Thursday, June 1, 2023
HomeEconomyNZ economy shrinks in Q4, changes rate outlook

NZ economy shrinks in Q4, changes rate outlook

By Lucy Craymer

WELLINGTON (Reuters) – New Zealand’s economy grew less than expected in the fourth quarter, instead contracting 0.6 percent, official data showed on Thursday, sending markets on the back of optimism. It is hoped that the central bank will scale back its interest rate hike plan. Gross domestic product (GDP) missed analysts’ expectations for a 0.2% contraction in the December quarter and was well below the 0.7% growth forecast by the Reserve Bank of New Zealand (RBNZ). This was in contrast to a revised 1.7% growth rate in the third quarter. Annual growth slowed to 2.2 percent as the primary sector and manufacturing contracted.

Michael Gordon, acting chief economist at Westpac Bank of New Zealand, said the data showed the economy was “much less strained than the RBNZ thought” and that “this has implications for how much a slowdown is needed to bring inflation back to lows.” The level is important to control”.
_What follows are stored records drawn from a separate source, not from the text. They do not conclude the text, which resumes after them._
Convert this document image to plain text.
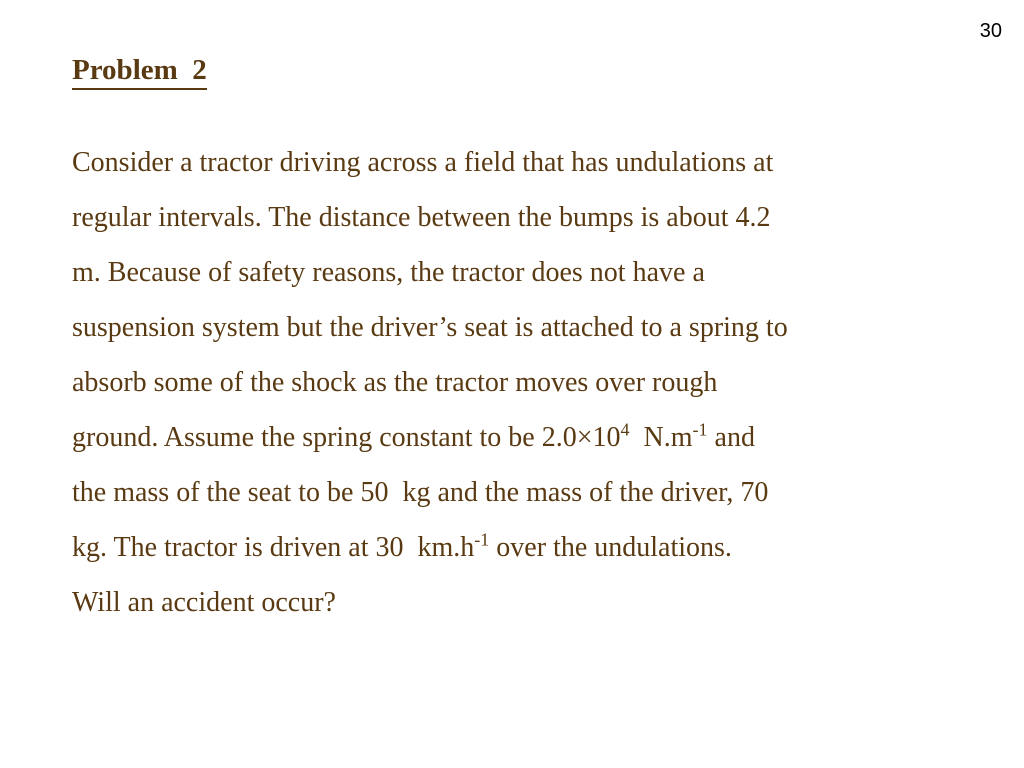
30
Problem  2
Consider a tractor driving across a field that has undulations at
regular intervals. The distance between the bumps is about 4.2
m. Because of safety reasons, the tractor does not have a
suspension system but the driver’s seat is attached to a spring to
absorb some of the shock as the tractor moves over rough
ground. Assume the spring constant to be $2.0\times 10^4$  $N.m^{-1}$ and
the mass of the seat to be 50  kg and the mass of the driver, 70
kg. The tractor is driven at 30  $km.h^{-1}$ over the undulations.
Will an accident occur?
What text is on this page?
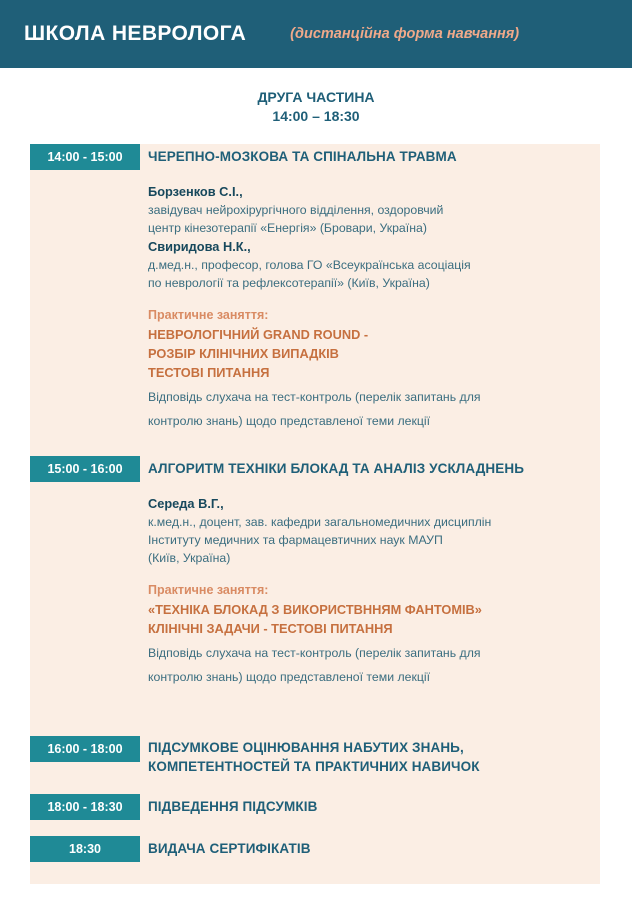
ШКОЛА НЕВРОЛОГА	(дистанційна форма навчання)
ДРУГА ЧАСТИНА
14:00 – 18:30
14:00 - 15:00	ЧЕРЕПНО-МОЗКОВА ТА СПІНАЛЬНА ТРАВМА
Борзенков С.І.,
завідувач нейрохірургічного відділення, оздоровчий
центр кінезотерапії «Енергія» (Бровари, Україна)
Свиридова Н.К.,
д.мед.н., професор, голова ГО «Всеукраїнська асоціація
по неврології та рефлексотерапії» (Київ, Україна)
Практичне заняття:
НЕВРОЛОГІЧНИЙ GRAND ROUND -
РОЗБІР КЛІНІЧНИХ ВИПАДКІВ
ТЕСТОВІ ПИТАННЯ
Відповідь слухача на тест-контроль (перелік запитань для
контролю знань) щодо представленої теми лекції
15:00 - 16:00	АЛГОРИТМ ТЕХНІКИ БЛОКАД ТА АНАЛІЗ УСКЛАДНЕНЬ
Середа В.Г.,
к.мед.н., доцент, зав. кафедри загальномедичних дисциплін
Інституту медичних та фармацевтичних наук МАУП
(Київ, Україна)
Практичне заняття:
«ТЕХНІКА БЛОКАД З ВИКОРИСТВННЯМ ФАНТОМІВ»
КЛІНІЧНІ ЗАДАЧИ - ТЕСТОВІ ПИТАННЯ
Відповідь слухача на тест-контроль (перелік запитань для
контролю знань) щодо представленої теми лекції
16:00 - 18:00	ПІДСУМКОВЕ ОЦІНЮВАННЯ НАБУТИХ ЗНАНЬ,
КОМПЕТЕНТНОСТЕЙ ТА ПРАКТИЧНИХ НАВИЧОК
18:00 - 18:30	ПІДВЕДЕННЯ ПІДСУМКІВ
18:30	ВИДАЧА СЕРТИФІКАТІВ
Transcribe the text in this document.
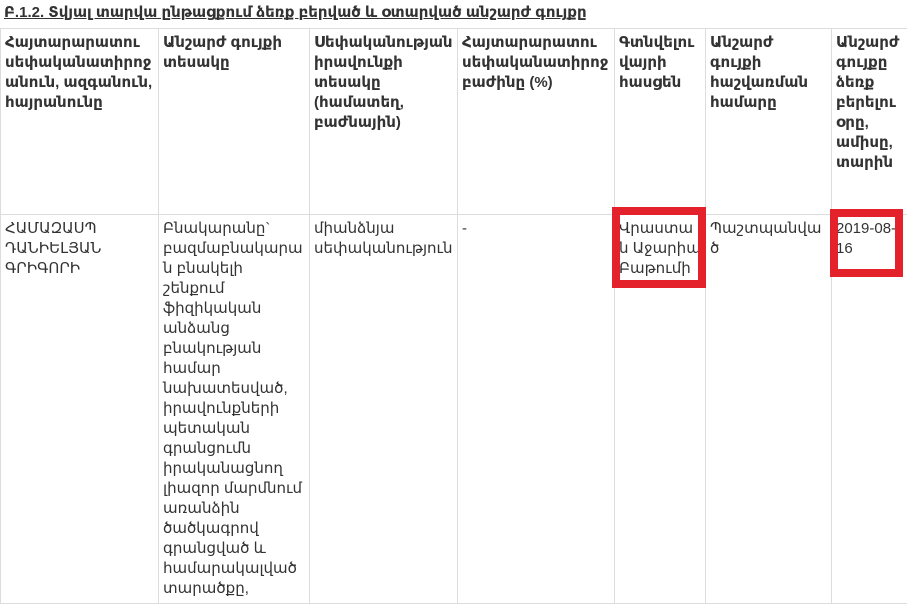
Բ.1.2. Տվյալ տարվա ընթացքում ձեռք բերված և օտարված անշարժ գույքը
Հայտարարատու սեփականատիրոջ անուն, ազգանուն, հայրանունը	Անշարժ գույքի տեսակը	Սեփականության իրավունքի տեսակը (համատեղ, բաժնային)	Հայտարարատու սեփականատիրոջ բաժինը (%)	Գտնվելու վայրի հասցեն	Անշարժ գույքի հաշվառման համարը	Անշարժ գույքը ձեռք բերելու օրը, ամիսը, տարին
ՀԱՄԱԶԱՍՊ ԴԱՆԻԵԼՅԱՆ ԳՐԻԳՈՐԻ	Բնակարանը` բազմաբնակարան բնակելի շենքում ֆիզիկական անձանց բնակության համար նախատեսված, իրավունքների պետական գրանցումն իրականացնող լիազոր մարմնում առանձին ծածկագրով գրանցված և համարակալված տարածքը,	միանձնյա սեփականություն	-	Վրաստան Աջարիա Բաթումի	Պաշտպանված	2019-08-16
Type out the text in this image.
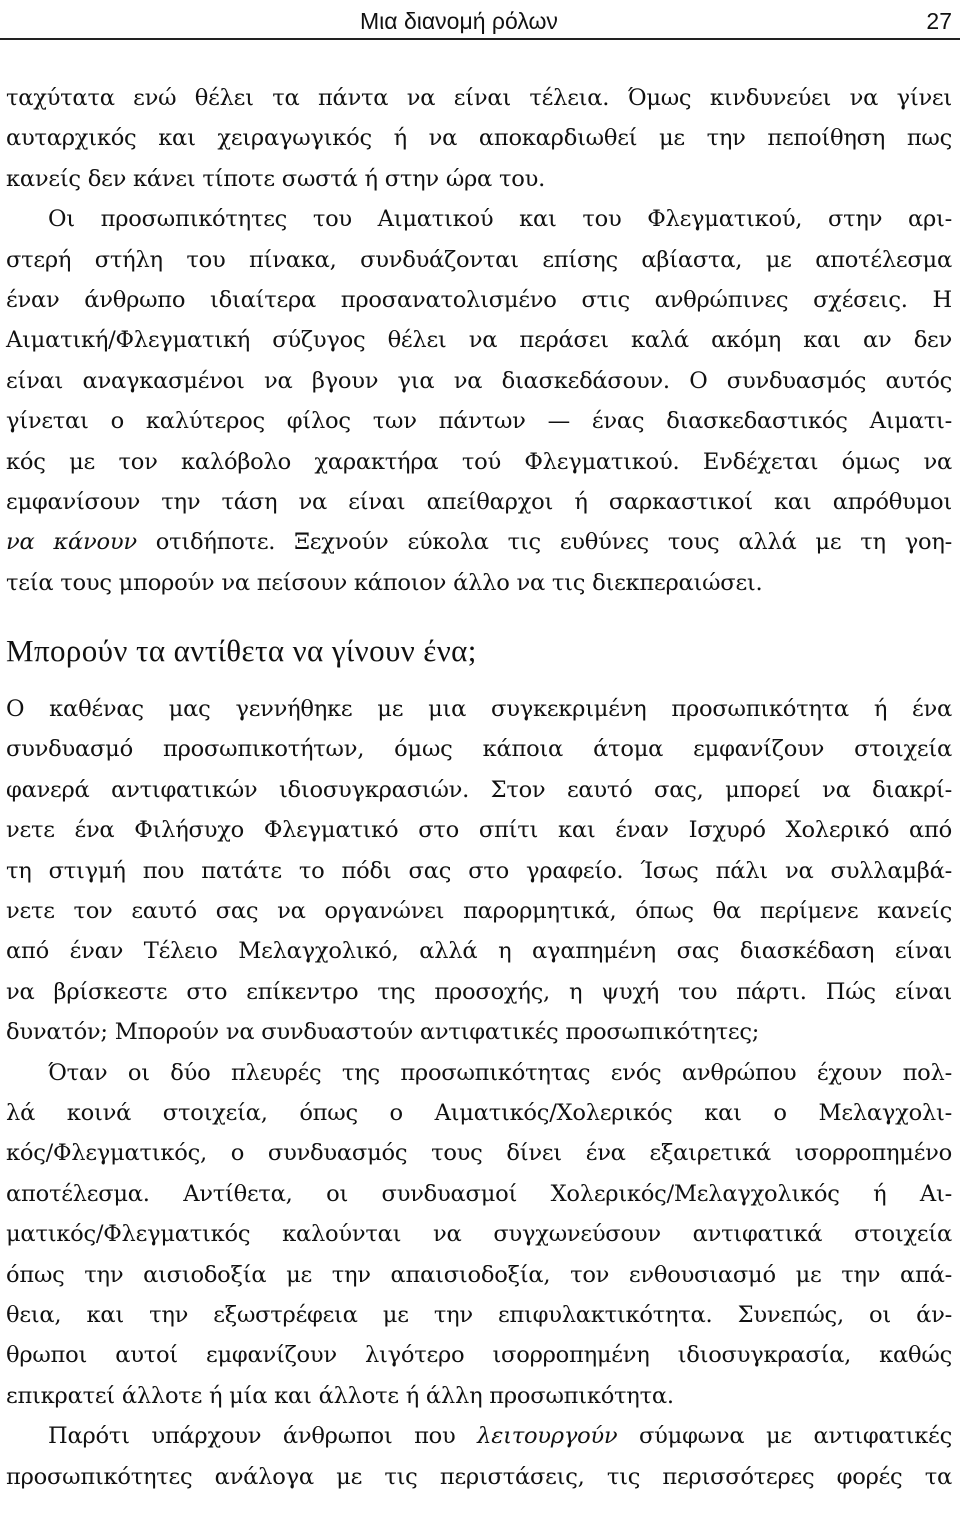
Μια διανομή ρόλων	27
ταχύτατα ενώ θέλει τα πάντα να είναι τέλεια. Όμως κινδυνεύει να γίνει
αυταρχικός και χειραγωγικός ή να αποκαρδιωθεί με την πεποίθηση πως
κανείς δεν κάνει τίποτε σωστά ή στην ώρα του.
Οι προσωπικότητες του Αιματικού και του Φλεγματικού, στην αρι-
στερή στήλη του πίνακα, συνδυάζονται επίσης αβίαστα, με αποτέλεσμα
έναν άνθρωπο ιδιαίτερα προσανατολισμένο στις ανθρώπινες σχέσεις. Η
Αιματική/Φλεγματική σύζυγος θέλει να περάσει καλά ακόμη και αν δεν
είναι αναγκασμένοι να βγουν για να διασκεδάσουν. Ο συνδυασμός αυτός
γίνεται ο καλύτερος φίλος των πάντων — ένας διασκεδαστικός Αιματι-
κός με τον καλόβολο χαρακτήρα τού Φλεγματικού. Ενδέχεται όμως να
εμφανίσουν την τάση να είναι απείθαρχοι ή σαρκαστικοί και απρόθυμοι
να κάνουν οτιδήποτε. Ξεχνούν εύκολα τις ευθύνες τους αλλά με τη γοη-
τεία τους μπορούν να πείσουν κάποιον άλλο να τις διεκπεραιώσει.
Μπορούν τα αντίθετα να γίνουν ένα;
Ο καθένας μας γεννήθηκε με μια συγκεκριμένη προσωπικότητα ή ένα
συνδυασμό προσωπικοτήτων, όμως κάποια άτομα εμφανίζουν στοιχεία
φανερά αντιφατικών ιδιοσυγκρασιών. Στον εαυτό σας, μπορεί να διακρί-
νετε ένα Φιλήσυχο Φλεγματικό στο σπίτι και έναν Ισχυρό Χολερικό από
τη στιγμή που πατάτε το πόδι σας στο γραφείο. Ίσως πάλι να συλλαμβά-
νετε τον εαυτό σας να οργανώνει παρορμητικά, όπως θα περίμενε κανείς
από έναν Τέλειο Μελαγχολικό, αλλά η αγαπημένη σας διασκέδαση είναι
να βρίσκεστε στο επίκεντρο της προσοχής, η ψυχή του πάρτι. Πώς είναι
δυνατόν; Μπορούν να συνδυαστούν αντιφατικές προσωπικότητες;
Όταν οι δύο πλευρές της προσωπικότητας ενός ανθρώπου έχουν πολ-
λά κοινά στοιχεία, όπως ο Αιματικός/Χολερικός και ο Μελαγχολι-
κός/Φλεγματικός, ο συνδυασμός τους δίνει ένα εξαιρετικά ισορροπημένο
αποτέλεσμα. Αντίθετα, οι συνδυασμοί Χολερικός/Μελαγχολικός ή Αι-
ματικός/Φλεγματικός καλούνται να συγχωνεύσουν αντιφατικά στοιχεία
όπως την αισιοδοξία με την απαισιοδοξία, τον ενθουσιασμό με την απά-
θεια, και την εξωστρέφεια με την επιφυλακτικότητα. Συνεπώς, οι άν-
θρωποι αυτοί εμφανίζουν λιγότερο ισορροπημένη ιδιοσυγκρασία, καθώς
επικρατεί άλλοτε ή μία και άλλοτε ή άλλη προσωπικότητα.
Παρότι υπάρχουν άνθρωποι που λειτουργούν σύμφωνα με αντιφατικές
προσωπικότητες ανάλογα με τις περιστάσεις, τις περισσότερες φορές τα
The New Zealand dollar fell ahead of the data, but extended losses to trade down 0.6% at $0. 6145. The two-year swap rate was near a two-month low of 4.925%, having fallen sharply overnight as global bond yields fell on bank worries.

Bank of New Zealand bill futures surged as markets priced in a lower peak in RBNZ rates. The market is now 25-25 Regarding whether the New Zealand Federal Reserve will raise interest rates 50 basis points in April, while the final rate is expected to be 5.% instead of the 5.5% forecast by the bank.


RBNZ embarked on the most aggressive policy tightening since 2021 when the official cash rate was introduced, raising it to 50 ) basis points 2021 to 4.75% since October.

RBNZ Governor Adrian Orr has said he is trying to create a mild recession to keep inflation in check, with the central bank forecasting a 5.5% rate peak at 6145.

The central bank and the Treasury forecast the country to enter a recession ahead of the Q4 GDP data 2023 Q2.

Now likely to happen in the first quarter, assuming GDP growth remains in a negative sector when severe weather events in January and February hurt the services sector.